Although Iraq is a very different situation, the idea of recruiting and training locals to defend themselves is the same. The marines, before World War II, did they same thing in the Caribbean and Central America. The key to making these programs work is selection and training. In Iraq, there are plenty of men with military experience, most of it bad. The Iraqi armed forces were poorly trained, and the few that were good tended to be in special security units used to terrorize the population or act as bodyguards for senior officials. Thus a lot of effort has gone into developing methods for finding who, of the many applicants, is trainable and reliable. Some of this is trial and error, but as was discovered in Vietnam, recruiting good troops from tribal populations is not impossible. At least as long as you keep in mind that most of these guys owe their main allegiance to their tribe or clan.
As in Vietnam, Iraqis are being recruited for several different military organizations. The most obvious are the police and army. Most of the 40,000 police recruited so far had served in the police under the old government. Here, most of the effort is devoted to replacing the police commanders, and putting the policemen through several weeks of training in modern police procedures (especially why it is wise not to abuse your authority.) Corruption among the police is still a big problem. But there is a major effort to recruit and train an "internal affairs" force to police the police. This will be a first for Iraq, and Iraqis are dubious about the concept of honest cops (although many Iraqis with relatives in America have heard that honest police are possible.)
There is a little bit of the Vietnam war showing up in Iraq, in the form of Iraqi militias and security forces being trained by American troops. During the Vietnam war a force of 2-3,000 Special Forces spent a decade training security forces among the million or so tribal people in the Central Highlands of Vietnam and Laos. In the first year of operation (1964), this program raised 19,000 CIDG (Civilian Irregular Defense Groups) to fight communist troops trying to take control of the area. Starting in 1965, Regional Forces were raised to help defend villages. There were 28,800 of these in that year, as well as 1,800 tribesmen trained to a higher standard and organized in Mobile Strike Force (or "Mike Force") battalions. There were also several thousand really elite tribal warriors who served with the SOG long range reconnaissance patrols. Until the Special Forces pulled out in 1970, there were always 40-60,000 tribesmen armed and trained to keep the highlands free of communist troops. And they were largely successful.
The new army is following the same routine as the police. Most of the troops had earlier served in the Iraqi army. But now they are going through modern military training. The old Iraqi armed forces was very inept, poorly trained and led by equally incapable officers and NCOs. These men could be brave, but they knew little of the importance of well thought out, and constant, training. The troops are going through training similar to what American troops get. The big effort is in selecting, and training, new NCOs and officers.
Unlike Vietnam, most of the trainers for the police and armed forces in Iraq are civilians. Actually, these civilians are usually retired military, with two or more decades of experience. This makes them more effective, overall, than active duty troops.
As in Vietnam, a lot of effort is going into training irregular troops.

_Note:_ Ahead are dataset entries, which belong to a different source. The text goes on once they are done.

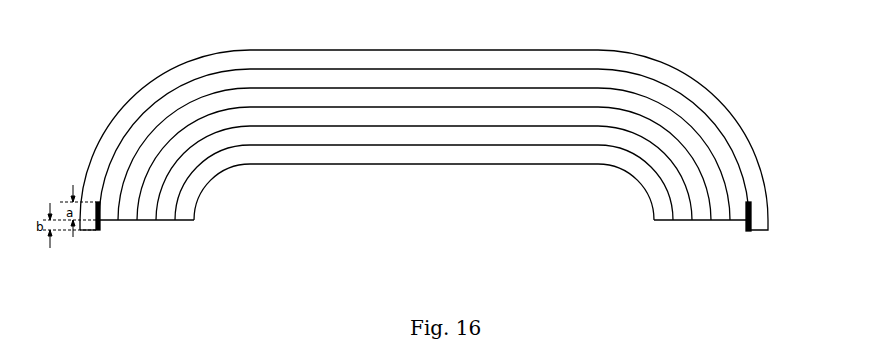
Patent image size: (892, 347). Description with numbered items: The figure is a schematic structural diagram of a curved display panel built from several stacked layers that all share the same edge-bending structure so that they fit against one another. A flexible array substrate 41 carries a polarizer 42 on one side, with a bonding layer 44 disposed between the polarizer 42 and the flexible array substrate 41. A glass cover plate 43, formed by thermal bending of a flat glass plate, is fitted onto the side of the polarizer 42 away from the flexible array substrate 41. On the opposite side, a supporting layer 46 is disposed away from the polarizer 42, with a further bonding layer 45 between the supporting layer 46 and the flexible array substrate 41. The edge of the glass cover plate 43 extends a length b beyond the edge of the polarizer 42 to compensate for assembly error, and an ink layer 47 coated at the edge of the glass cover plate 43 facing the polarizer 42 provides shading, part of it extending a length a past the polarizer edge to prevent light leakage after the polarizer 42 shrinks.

The flexible array substrate 41 is at (695, 183).
The polarizer 42 is at (735, 193).
The glass cover plate 43 is at (760, 220).
The bonding layer 44 is at (712, 183).
The bonding layer 45 is at (668, 173).
The supporting layer 46 is at (633, 167).
The ink layer 47 is at (100, 223).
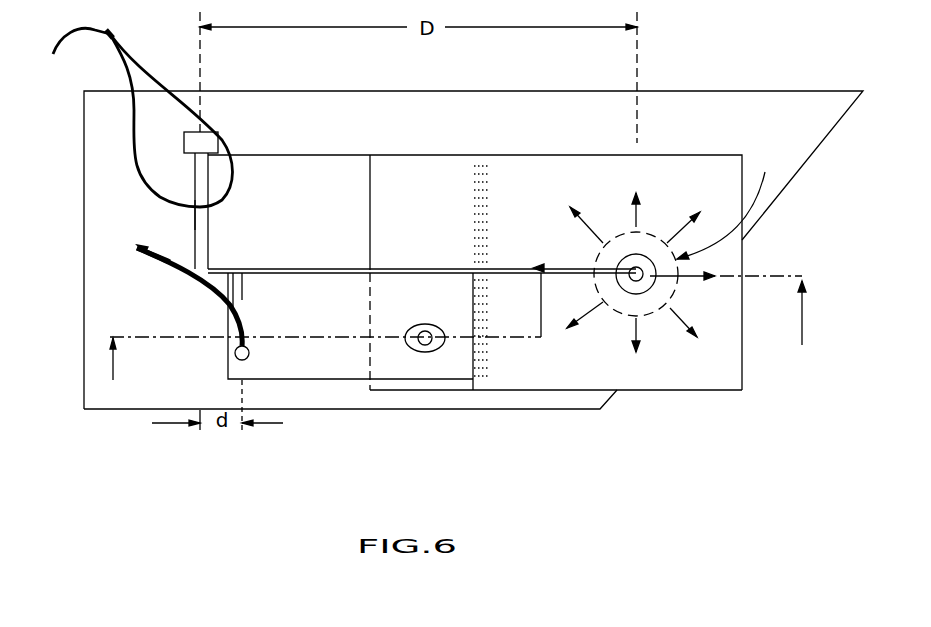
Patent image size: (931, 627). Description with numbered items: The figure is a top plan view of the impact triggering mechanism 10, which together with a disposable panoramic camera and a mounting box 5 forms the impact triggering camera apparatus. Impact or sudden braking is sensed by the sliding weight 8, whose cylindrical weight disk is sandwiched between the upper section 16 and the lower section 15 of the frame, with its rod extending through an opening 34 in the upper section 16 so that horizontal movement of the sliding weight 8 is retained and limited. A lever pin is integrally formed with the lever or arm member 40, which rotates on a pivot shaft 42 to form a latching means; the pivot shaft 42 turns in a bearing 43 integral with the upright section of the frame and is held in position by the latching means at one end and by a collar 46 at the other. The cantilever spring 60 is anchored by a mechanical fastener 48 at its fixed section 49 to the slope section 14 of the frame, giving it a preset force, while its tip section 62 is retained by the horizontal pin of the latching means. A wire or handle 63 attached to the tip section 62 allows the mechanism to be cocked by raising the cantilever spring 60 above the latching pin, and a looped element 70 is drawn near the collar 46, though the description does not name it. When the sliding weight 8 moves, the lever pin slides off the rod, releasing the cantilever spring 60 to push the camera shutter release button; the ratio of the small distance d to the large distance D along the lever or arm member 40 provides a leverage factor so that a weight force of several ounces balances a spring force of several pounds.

The mounting box 5 is at (518, 412).
The sliding weight 8 is at (726, 202).
The impact triggering mechanism 10 is at (747, 382).
The slope section 14 is at (400, 392).
The lower section 15 is at (335, 182).
The upper section 16 is at (658, 176).
The opening 34 is at (617, 303).
The lever or arm member 40 is at (340, 265).
The pivot shaft 42 is at (208, 221).
The bearing 43 is at (193, 214).
The collar 46 is at (193, 143).
The mechanical fastener 48 is at (425, 342).
The fixed section 49 is at (430, 298).
The cantilever spring 60 is at (338, 384).
The tip section 62 is at (226, 326).
The wire or handle 63 is at (163, 263).
The lanyard loop 70 is at (137, 117).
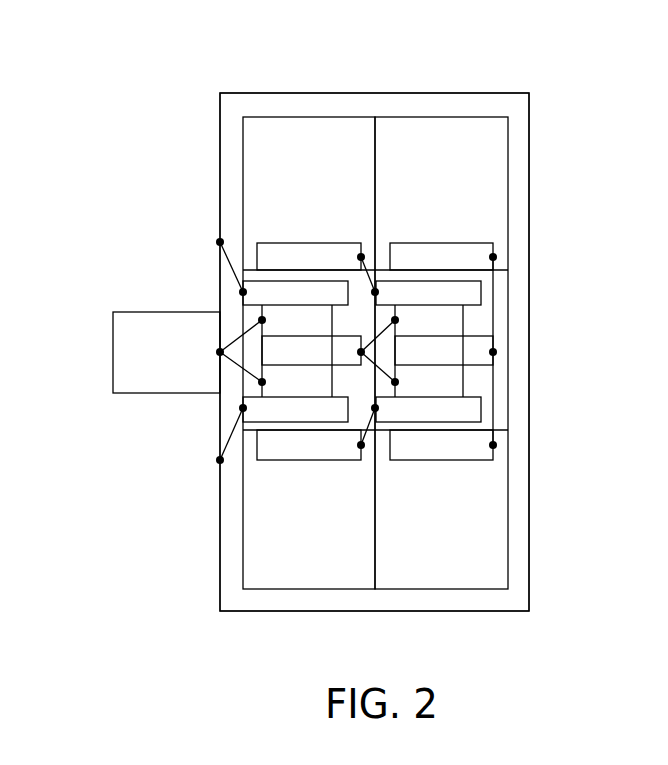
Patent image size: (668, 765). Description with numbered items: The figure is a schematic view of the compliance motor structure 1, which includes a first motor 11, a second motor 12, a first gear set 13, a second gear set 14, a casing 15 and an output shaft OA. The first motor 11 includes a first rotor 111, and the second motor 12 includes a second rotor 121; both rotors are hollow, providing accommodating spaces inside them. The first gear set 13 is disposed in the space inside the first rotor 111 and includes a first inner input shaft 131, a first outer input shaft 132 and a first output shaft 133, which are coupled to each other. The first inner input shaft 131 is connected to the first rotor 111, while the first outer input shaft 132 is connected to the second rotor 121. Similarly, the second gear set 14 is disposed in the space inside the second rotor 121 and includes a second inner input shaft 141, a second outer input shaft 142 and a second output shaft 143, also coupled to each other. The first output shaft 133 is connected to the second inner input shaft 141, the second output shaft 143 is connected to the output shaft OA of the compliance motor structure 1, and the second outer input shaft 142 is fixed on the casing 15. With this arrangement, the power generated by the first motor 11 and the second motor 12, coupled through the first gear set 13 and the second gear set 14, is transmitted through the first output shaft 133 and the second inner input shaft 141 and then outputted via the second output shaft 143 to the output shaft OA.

In Iraq, these are called ICDC (Iraqi Civil Defense Corps). These are often recruited and trained by American combat units to help with providing security for local civilians. This frees the American troops to go after the Baath Party diehards and their allies. The ICDC are also used to guard the borders and economic assets (oil facilities, power plants, ports, transmission lines, and so on.) The ICDC are not selected and trained as carefully as the new police and troops, but they are supervised more closely by the coalition troops that hired and pay them.
Because of the need to be selective, and to insure that everyone gets sufficient training, you cannot create an Iraqi security force overnight. But now, six months after the country fell, there are nearly 100,000 new police, troops and ICDC at work, with another hundred thousand on the way. The Baath Party knows they are in trouble because of all this. It's one thing to run and hide, and shoot at, the Americans. But with thousands of heavily armed Iraqis on your ass, it's a very different story. And Baath knows that the very thing that has made them a threat, billions in cash, is making them a prime target for the American trained para-militaries. The Americans have been generous with the cash rewards to Iraqis who provide information about Baath activities. But Iraqi police and militias who get the scent of Baath cash will come running with guns blazing and visions of cash to be seized. Sometimes a little corruption can be a useful incentive.